Re: Gondorian clothing questions

Thanx again; these links are great. Though I wish they'd go into more detail about the terms for the individual components of Denethor and Faramir's outfits. I'll stick with the yahoo site's terminology if I can. I should really sit down and try to construct a basic vocabulary list of each character (in the story I'm co-writing)'s outfit, but I suspect that would take forever and make my head spin. I wish Tolkien had done so! He was specific on cloak colors and gowns and jewelry, but not on many other things. The costuming in LOTR was, I thought, terrific. I just love that scene with poor worried Aragorn sitting outside of Meduseld, then running into the hall in his shirt and trousers when the beacons are lit - a beggar-king still, not yet a Returned King. The outfits of Eomer, Theoden, Eowyn and the Rohirrim are gorgeous... And it always strikes me that Faramir's ranger cloak (probably the rest of the ranger cloaks too) is ragged, and his ranger outfit very worn, while Boromir always was dressed to perfection, though his garb was travel-stained, it was not ragged at all. Denethor didn't care what his secondborn wore, and Faramir didn't want to dress any finer than the rest of his rangers apart from a few insignia of rank like the white tree emblazon.... I just hope that the weather in NZ while all the movies were filmed was cool.
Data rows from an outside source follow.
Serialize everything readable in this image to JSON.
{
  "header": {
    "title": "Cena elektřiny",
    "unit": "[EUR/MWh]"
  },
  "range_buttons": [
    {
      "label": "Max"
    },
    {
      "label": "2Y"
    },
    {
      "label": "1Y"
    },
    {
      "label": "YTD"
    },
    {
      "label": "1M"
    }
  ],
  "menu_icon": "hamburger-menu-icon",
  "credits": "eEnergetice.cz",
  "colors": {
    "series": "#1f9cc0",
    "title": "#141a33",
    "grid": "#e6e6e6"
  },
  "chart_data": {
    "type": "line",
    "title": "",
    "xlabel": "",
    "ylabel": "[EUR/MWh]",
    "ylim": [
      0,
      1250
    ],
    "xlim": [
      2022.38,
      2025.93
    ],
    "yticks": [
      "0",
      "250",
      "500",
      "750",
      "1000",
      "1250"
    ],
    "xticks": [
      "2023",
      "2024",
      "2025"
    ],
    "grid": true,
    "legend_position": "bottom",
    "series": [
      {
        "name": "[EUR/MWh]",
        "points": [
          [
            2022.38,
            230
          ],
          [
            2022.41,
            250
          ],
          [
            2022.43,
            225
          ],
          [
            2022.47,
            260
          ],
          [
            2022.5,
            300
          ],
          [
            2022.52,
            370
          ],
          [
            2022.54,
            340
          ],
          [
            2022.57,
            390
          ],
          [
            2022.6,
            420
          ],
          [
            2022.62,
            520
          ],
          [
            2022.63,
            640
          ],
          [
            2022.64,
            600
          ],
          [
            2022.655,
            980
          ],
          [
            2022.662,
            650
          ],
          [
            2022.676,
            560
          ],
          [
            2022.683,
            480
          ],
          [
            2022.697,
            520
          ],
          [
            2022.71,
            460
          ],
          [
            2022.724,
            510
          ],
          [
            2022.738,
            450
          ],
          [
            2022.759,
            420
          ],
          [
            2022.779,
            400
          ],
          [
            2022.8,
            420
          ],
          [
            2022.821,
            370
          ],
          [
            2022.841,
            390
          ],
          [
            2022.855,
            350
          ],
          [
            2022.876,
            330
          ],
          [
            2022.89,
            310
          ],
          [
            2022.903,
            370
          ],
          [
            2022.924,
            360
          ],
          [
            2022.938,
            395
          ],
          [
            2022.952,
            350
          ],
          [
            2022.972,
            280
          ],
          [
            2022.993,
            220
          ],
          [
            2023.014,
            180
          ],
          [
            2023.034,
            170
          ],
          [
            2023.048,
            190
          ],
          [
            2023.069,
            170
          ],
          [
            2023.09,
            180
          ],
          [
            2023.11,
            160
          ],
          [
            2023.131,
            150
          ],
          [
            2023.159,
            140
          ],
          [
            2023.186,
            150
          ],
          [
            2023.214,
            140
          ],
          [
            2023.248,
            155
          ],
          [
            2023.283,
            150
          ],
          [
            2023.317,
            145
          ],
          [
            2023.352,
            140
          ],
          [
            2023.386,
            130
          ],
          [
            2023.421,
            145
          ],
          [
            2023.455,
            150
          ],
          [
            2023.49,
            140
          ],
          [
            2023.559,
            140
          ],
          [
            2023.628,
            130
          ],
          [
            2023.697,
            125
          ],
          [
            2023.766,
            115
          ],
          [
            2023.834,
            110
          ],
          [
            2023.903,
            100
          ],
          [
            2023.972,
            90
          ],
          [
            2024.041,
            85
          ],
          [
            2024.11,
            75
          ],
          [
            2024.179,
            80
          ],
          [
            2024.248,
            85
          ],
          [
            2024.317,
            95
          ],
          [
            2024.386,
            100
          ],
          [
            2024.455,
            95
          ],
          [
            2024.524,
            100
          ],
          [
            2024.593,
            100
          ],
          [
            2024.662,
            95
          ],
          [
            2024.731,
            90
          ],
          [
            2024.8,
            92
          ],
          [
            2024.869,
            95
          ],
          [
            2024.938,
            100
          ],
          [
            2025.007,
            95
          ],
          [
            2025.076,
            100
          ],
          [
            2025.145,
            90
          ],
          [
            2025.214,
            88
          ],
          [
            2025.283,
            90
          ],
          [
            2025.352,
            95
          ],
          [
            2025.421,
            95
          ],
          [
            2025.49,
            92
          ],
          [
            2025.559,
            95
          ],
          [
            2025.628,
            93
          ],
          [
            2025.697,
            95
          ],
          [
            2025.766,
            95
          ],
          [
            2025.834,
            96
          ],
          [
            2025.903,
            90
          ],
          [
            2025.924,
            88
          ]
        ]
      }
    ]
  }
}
I hate to think of the actors playing the humans suffocating in three or more layers of clothing and mail in 90-degree heat.... RAKSHA

 

 

Re: Gondorian clothing questions

I just hope that the weather in NZ while all the movies were filmed was cool. I hate to think of the actors playing the humans suffocating in three or more layers of clothing and mail in 90-degree heat.... It's actually easier to do than you might think, really. I've gone hiking with four layers (one of which was black vinyl, the rest of which was just black) on a hot day with the sun blazing full. As long as you stay well-hydrated and take a break every now and then, it's not so bad. It's not the most fun I've ever had, but it was doable. Back on topic, though... I agree that it's something of a shame that Tolkien didn't spend more time describing what everyone was wearing. Maybe if he had we would have been spared the sight of Ralph Bakshii's version of Boromir looking for all the world like some kind of gay Viking escapee from a Village People music video. But with the movies out now, most people have a pretty consistant idea of what the characters look like and what they might have worn. I'll admit to being in something of the same boat when it comes to archaic clothing terminology; I only have a slight inkling, despite claiming costuming as a hobby. So far I've been able to get by on my inferences and a little extra description pertaining to where the character wears the item of clothing. For instance, rather than saying "he wore a gambeson" I might say "he wore a gambeson over his linen shirt." The reader can then infer the location on the body and something of what it would look like. Tolkien's strength obviously wasn't in the area of textiles and there's nothing wrong with that. He wrote what he knew and that was what made his world come alive. As for the rest, one doesn't need to learn every detail about a topic to wing it. Looking forward to more of "Home to Heal." ^_^ Bado na sídh. Berz.